HOLLYWOOD -- The historic gates of Paramount Pictures in Hollywood provided the backdrop Tuesday morning for a protest of the studio's plans to distribute a daytime television show hosted by radio personality Laura Schlessinger.
About 200 demonstrators representing gay and lesbian organizations rallied against what they perceive to be anti-gay rhetoric espoused by Schlessinger on her radio program, with the peaceful crowd spilling into the street and causing police to shut down traffic on Melrose Avenue. Roughly two dozen protesters supporting Schlessinger assembled across the street, at times chanting, ''Protect Dr. Laura, protect free speech.''
Paramount's decision to turn the nationally syndicated advice maven into a TV personality in the fall has set off a flurry of reaction from gays and lesbians. In her daily exploration of morality and ethics, Schlessinger has referred to gays as ''a biological error,'' advocated controversial reparative therapies and questioned providing rights to those who engage in ''deviant sexual behavior.''
David Lee, co-creator of the Paramount-produced NBC comedy hit ''Frasier,'' was among those who spoke at Tuesday's rally. He stressed the campaign was directed at the studio, not Schlessinger's right to express her views.
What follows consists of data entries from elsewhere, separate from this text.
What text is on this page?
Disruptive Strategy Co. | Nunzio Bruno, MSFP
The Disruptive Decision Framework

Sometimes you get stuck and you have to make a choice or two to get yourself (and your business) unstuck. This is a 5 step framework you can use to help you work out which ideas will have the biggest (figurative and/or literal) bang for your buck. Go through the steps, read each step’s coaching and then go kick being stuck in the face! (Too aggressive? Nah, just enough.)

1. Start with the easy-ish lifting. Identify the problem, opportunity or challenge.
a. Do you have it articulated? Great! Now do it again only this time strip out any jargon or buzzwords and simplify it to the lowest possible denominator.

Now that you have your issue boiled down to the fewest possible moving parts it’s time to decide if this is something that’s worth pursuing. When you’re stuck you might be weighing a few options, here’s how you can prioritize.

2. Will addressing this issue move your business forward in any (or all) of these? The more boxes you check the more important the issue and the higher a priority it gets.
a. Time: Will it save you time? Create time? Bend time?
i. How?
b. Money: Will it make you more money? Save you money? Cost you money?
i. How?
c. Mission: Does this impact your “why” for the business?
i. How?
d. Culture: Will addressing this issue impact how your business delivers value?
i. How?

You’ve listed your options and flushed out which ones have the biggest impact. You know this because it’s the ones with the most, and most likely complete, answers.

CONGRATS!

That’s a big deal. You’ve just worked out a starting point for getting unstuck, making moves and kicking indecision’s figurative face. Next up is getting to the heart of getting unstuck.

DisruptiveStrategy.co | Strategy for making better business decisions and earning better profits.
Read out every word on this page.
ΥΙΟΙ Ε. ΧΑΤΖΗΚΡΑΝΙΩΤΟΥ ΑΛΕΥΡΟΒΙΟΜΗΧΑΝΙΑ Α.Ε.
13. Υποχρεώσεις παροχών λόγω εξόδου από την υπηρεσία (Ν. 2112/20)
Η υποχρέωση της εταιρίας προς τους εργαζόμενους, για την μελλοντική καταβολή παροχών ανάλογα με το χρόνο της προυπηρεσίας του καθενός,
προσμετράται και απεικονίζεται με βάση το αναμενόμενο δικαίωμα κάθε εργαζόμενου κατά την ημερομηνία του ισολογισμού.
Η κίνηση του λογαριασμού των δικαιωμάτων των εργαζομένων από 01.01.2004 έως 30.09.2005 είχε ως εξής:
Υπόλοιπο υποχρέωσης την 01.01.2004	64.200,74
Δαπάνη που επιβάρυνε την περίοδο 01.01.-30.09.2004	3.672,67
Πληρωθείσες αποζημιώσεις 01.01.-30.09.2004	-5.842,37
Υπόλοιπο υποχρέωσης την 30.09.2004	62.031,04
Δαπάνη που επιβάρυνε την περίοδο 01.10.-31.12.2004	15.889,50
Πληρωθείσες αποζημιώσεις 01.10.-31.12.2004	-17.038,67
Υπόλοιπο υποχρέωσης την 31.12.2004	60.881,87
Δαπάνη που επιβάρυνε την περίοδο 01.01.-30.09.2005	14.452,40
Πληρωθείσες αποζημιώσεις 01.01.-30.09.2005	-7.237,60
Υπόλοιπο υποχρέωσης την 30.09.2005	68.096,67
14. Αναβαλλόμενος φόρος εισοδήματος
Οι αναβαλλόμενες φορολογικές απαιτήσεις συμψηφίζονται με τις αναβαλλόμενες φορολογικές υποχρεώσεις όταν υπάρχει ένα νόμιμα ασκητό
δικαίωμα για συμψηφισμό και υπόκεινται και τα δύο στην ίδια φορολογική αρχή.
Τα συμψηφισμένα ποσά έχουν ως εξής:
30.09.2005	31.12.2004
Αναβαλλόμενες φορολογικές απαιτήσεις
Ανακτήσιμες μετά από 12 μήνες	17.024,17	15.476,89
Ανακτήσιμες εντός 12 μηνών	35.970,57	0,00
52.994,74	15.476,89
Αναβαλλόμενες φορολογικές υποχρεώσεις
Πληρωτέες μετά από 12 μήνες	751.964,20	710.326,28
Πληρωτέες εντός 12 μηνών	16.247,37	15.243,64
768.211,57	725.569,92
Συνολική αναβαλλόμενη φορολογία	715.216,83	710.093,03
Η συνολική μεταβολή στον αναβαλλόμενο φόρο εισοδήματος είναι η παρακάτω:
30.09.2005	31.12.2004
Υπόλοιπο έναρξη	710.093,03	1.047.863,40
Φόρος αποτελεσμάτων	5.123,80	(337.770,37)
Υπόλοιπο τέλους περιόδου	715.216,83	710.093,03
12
''We are protesting against Paramount,'' Lee said, adding that he is ''really ashamed of the studio I work with.''
Joan M. Garry, executive director of the Gay & Lesbian Alliance Against Defamation, also argued that the goal was not censorship, but closed by telling Paramount, ''It's time to accept your responsibility and drop this show.''
''There is no constitutional right to have a television show,'' stated Peter Teague, executive director of the San Francisco-based Horizons Foundation, a gay and lesbian community foundation.
Those on hand in support of Schlessinger voiced their own disenchantment with Paramount, saying studio officials have thus far been unresponsive to their requests for a meeting regarding the issue.
Paramount officials declined comment but in a statement reiterated their respect for the right to protest as well as the studio's support for civil rights.